We are born with clean slates. A fresh perspective on the world just waiting to embrace our surroundings and be molded by what we see, taste, touch, and hear. We are born with curiosity, potential, love, and a desire for self-preservation. One thing we are not born with? Shame. However, from the moment we start building an awareness of the world around us, shame makes its first inroads into our self-identities.
To me, shame is the only useless emotion. The arguments for happiness and joy are clear. They allow us to enjoy life. To experience pleasure. To feel alive. Even sadness and fear have their necessities. Sadness makes us appreciative of the good things in life and fear protects us from potential harm. Most experts in human psychology would agree that it's important to let yourself feel a wide range of emotions. Being able to express ourselves and truly experience the mental and physical manifestations within is what fundamentally makes us human. However, I can't get on board with shame.
It's not because I haven't experienced it myself (I have and do too often). My problem with shame stems from the fact I have never seen good come from it. It's one thing to feel guilt about something...to feel bad about an action. But to feel you are inherently bad as a person? That seems unreasonable.
Unfortunately, our society is one that perpetuates shame. In fact, whole industries thrive on people feeling bad about who they are. People feel shame about their looks, their weight, their salary, the relationships they're in, the mistakes they've made, the things they've said, the things they've done, and even the things they haven't done.

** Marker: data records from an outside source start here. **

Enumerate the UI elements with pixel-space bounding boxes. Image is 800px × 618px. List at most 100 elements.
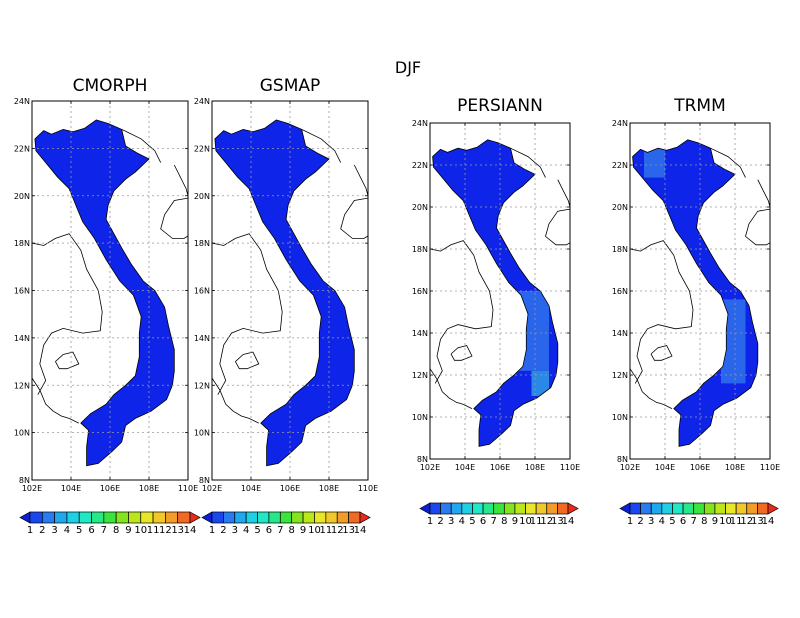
colorbar-label: 7 xyxy=(277,525,283,536)
x-tick-label: 108E xyxy=(319,484,339,493)
map-panel-gsmap: GSMAP 102E 104E 106E 108E 110E 8N 10N 12N 14N 16N 1… xyxy=(194,76,378,493)
colorbar-label: 7 xyxy=(101,525,107,536)
colorbar-box xyxy=(140,511,154,524)
border-line xyxy=(510,147,546,178)
precip-field xyxy=(34,119,175,466)
border-line xyxy=(235,351,260,370)
border-line xyxy=(450,345,473,361)
x-tick-label: 102E xyxy=(22,484,42,493)
colorbar-box xyxy=(245,511,258,524)
colorbar-box xyxy=(165,511,179,524)
colorbar-box xyxy=(693,502,705,515)
y-tick-label: 18N xyxy=(612,245,628,254)
border-line xyxy=(32,233,103,395)
y-tick-label: 12N xyxy=(194,381,210,390)
colorbar-box xyxy=(268,511,281,524)
colorbar-label: 6 xyxy=(480,516,486,527)
colorbar-label: 4 xyxy=(243,525,249,536)
coastline xyxy=(214,119,355,467)
border-line xyxy=(353,164,368,196)
y-tick-label: 20N xyxy=(194,192,210,201)
colorbar-box xyxy=(314,511,327,524)
y-tick-label: 16N xyxy=(14,287,30,296)
y-tick-label: 14N xyxy=(612,329,628,338)
colorbar-label: 5 xyxy=(254,525,260,536)
x-tick-label: 110E xyxy=(760,463,780,472)
border-line xyxy=(557,179,570,208)
border-line xyxy=(430,240,494,384)
x-tick-label: 110E xyxy=(358,484,378,493)
colorbar-box xyxy=(525,502,537,515)
colorbar-label: 7 xyxy=(491,516,497,527)
colorbar-box xyxy=(746,502,758,515)
colorbar-box xyxy=(41,511,55,524)
y-tick-label: 24N xyxy=(194,97,210,106)
x-tick-label: 102E xyxy=(420,463,440,472)
x-tick-label: 104E xyxy=(455,463,475,472)
coastline xyxy=(432,139,559,447)
precip-patch xyxy=(721,299,746,384)
colorbar-box xyxy=(493,502,505,515)
colorbar-label: 3 xyxy=(648,516,654,527)
colorbar-arrow-low xyxy=(19,511,31,524)
colorbar-label: 1 xyxy=(627,516,633,527)
y-tick-label: 12N xyxy=(412,371,428,380)
colorbar-label: 4 xyxy=(459,516,465,527)
colorbar-label: 8 xyxy=(113,525,119,536)
x-tick-label: 110E xyxy=(560,463,580,472)
colorbar-label: 2 xyxy=(437,516,443,527)
colorbar-box xyxy=(336,511,349,524)
border-line xyxy=(650,345,673,361)
colorbar-label: 9 xyxy=(712,516,718,527)
y-tick-label: 12N xyxy=(14,381,30,390)
colorbar-label: 9 xyxy=(125,525,131,536)
panel-title: CMORPH xyxy=(73,76,148,96)
border-line xyxy=(212,377,259,424)
colorbar-box xyxy=(482,502,495,515)
colorbar-label: 9 xyxy=(300,525,306,536)
y-tick-label: 24N xyxy=(412,119,428,128)
colorbar-arrow-low xyxy=(419,502,431,515)
colorbar-label: 5 xyxy=(469,516,475,527)
y-tick-label: 20N xyxy=(612,203,628,212)
y-tick-label: 8N xyxy=(19,476,30,485)
border-line xyxy=(430,368,473,409)
colorbar-box xyxy=(291,511,304,524)
colorbar-arrow-low xyxy=(201,511,213,524)
y-tick-label: 16N xyxy=(194,287,210,296)
colorbar-box xyxy=(725,502,737,515)
colorbar-label: 8 xyxy=(501,516,507,527)
precip-patch xyxy=(644,148,665,178)
map-panel-trmm: TRMM 102E 104E 106E 108E 110E 8N 10N 12N 14N 16N 18… xyxy=(612,96,780,472)
colorbar-label: 3 xyxy=(448,516,454,527)
colorbar-label: 10 xyxy=(519,516,532,527)
precip-field xyxy=(214,119,355,466)
border-line xyxy=(745,208,770,246)
border-line xyxy=(340,197,368,239)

They're bombarded with products, diets, cleanses, books, and self help guides to 'fix' the things that are apparently very wrong with them. People who feel good about themselves have become outliers.
Shame is pervasive. When you initially feel it, it takes a hold of you and embeds itself into the lens in which you view yourself. It starts a spiral hopelessness within you that is hard to break free from. It causes cyclical thinking. Some people may even start to feel shame for thinking so negatively about themselves to begin with.
Shame is unproductive. It does nothing to counteract the feelings of despair it causes and gives you no motivation for change. It only bolsters the mental anguish you feel towards yourself. It is the single most hindering thing that can stop you from achieving success, growth, and personal happiness. When we feel ashamed of ourselves, it's like we've already given up hope for our future selves. We've written ourselves off as failures and continue to wallow in the secrets and flaws we harbor.
Shame is deceptive. It seems useful on its face. Without it the world would collapse into an anarchy of people unhinged and indifferent to the consequences of their behavior. But that's not the case. If you've done something bad, feel remorse. Feel guilt. Feel sorry for what you've done. Don't feel sorry for who you are. Don't feel shame. Especially for things that are intrinsically human...like making mistakes, not having the perfect body, or for not meeting societies unachievable high standards.
Shame is useless because you can't change who you innately are. And frankly, you're not as bad as you think. You're human.
With that said, because you're human, you're bound to feel shame at some point. The key is too not judge yourself for it and not let it engulf your passion for life, love, happiness, and progress. Treat shame with grace. Let it come and go through your life, but don't let it stop you from truly living. Like thoughts, shame only has power based on our reaction to it. Otherwise it is just another emotion. A side effect of being human.